Arch Tea Partiers will argue that the “moderate Mitt” of the debates let the wind out of the party’s sails. Party moderates will say the same thing about the self-described “severe conservative” who ran in the Republican primaries and appeared at the convention. Apologists for the Romney campaign will say that Superstorm Sandy put the president front and center and sapped the former Massachusetts governors’ campaign of strength when it was on the cusp of victory. Single-issue groups — pro-lifers, gun owners, immigration restrictionists, immigration advocates and others — will say that the candidate didn’t give them enough love. And so forth.

A quick look back at the campaign provides a simpler but less ideologically pleasing conclusion: Romney lost because he never gave a clear answer as to how he would govern. And this — governance itself — can explain a lot about what the Republican Party needs to do if it wants to reclaim the White House in 2016.

For all of his virtues and vices, I, as a Romney supporter, ended the campaign with very little idea as to how a President Romney would actually govern. And this wasn’t for lack of trying: I briefly met with the candidate during the primaries process and know many of his advisors.

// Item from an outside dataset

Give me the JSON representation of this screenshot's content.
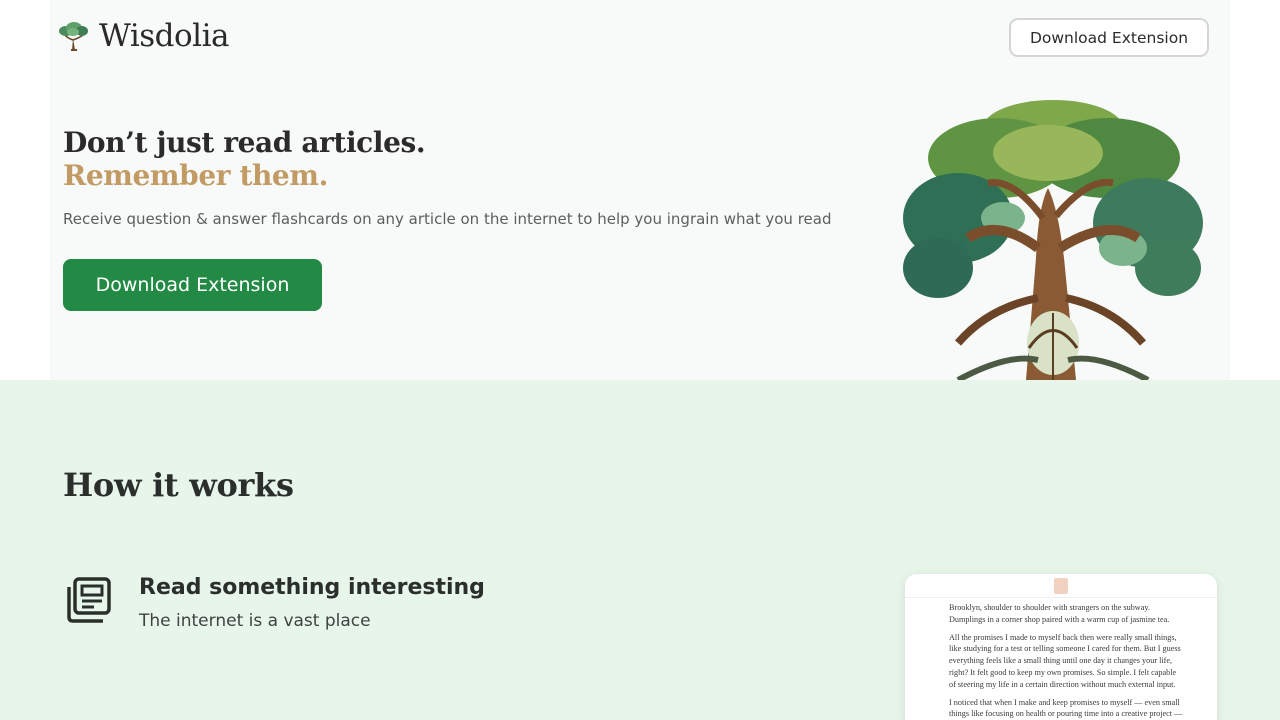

Indeed, Romney had at least two opportunities to define his agenda for governance. First, his career as governor of Massachusetts — working with the Democratic Legislature to create a universal health care plan while hewing close to a Chamber of Commerce conservative line on other issues — offered an appealing centrist story. But the exigencies of the campaign and Republican distaste for the president’s healthcare plan made this type of tact impossible.

This wasn’t a huge problem since Romney could have come up with another message. And, with his vice presidential pick of Paul Ryan, Romney could have run on an agenda of decidedly smaller government. While Ryan’s plan was far from perfect — it takes too long to balance the budget and lacks a credible Social Security component — it was a coherent plan and a rejoinder to Obama’s quest for ever-bigger government. But Romney was late to endorse the plan on the campaign trail (Jon Huntsman was first) and, even after Ryan joined the ticket, he still ran ads that bashed Obama’s cuts in Medicare spending without mentioning that the Ryan plan also cuts Medicare spending.

Decently thought-out Social Security and Medicare plans proffered by the campaign, furthermore, never took center stage. Sometimes Romney was the arch fiscal conservative who would do everything within his power to balance the budget. At other times, he promised big new tax cuts and massive hikes in defense spending.

Thus, by not articulating a clear plan for governance, Romney ceded his most obvious advantage to Obama: unlike the recently-reelected man from Illinois, he has real management experience. But simply talking about such experience is no substitute for articulating a vision of how it will work in practice. And this was a big mistake.

Historically, candidates with executive experience either as governors or generals have far outperformed those who lacked those qualifications. In the post World War II era, indeed, Romney is only the second candidate with prior executive experience to lose the presidency to a candidate who had no such experience before taking the Oval Office. (The first was New York Gov. Tom Dewey, who lost to Harry Truman.) But Romney’s inability to talk about governance made it impossible for him to take full advantage of this natural strength.

Mitt Romney is a good man and, insofar as he won the Republican nomination, he ran a decent campaign. But his failure to articulate a way that he would govern cost him the election and offers an important lesson to his party.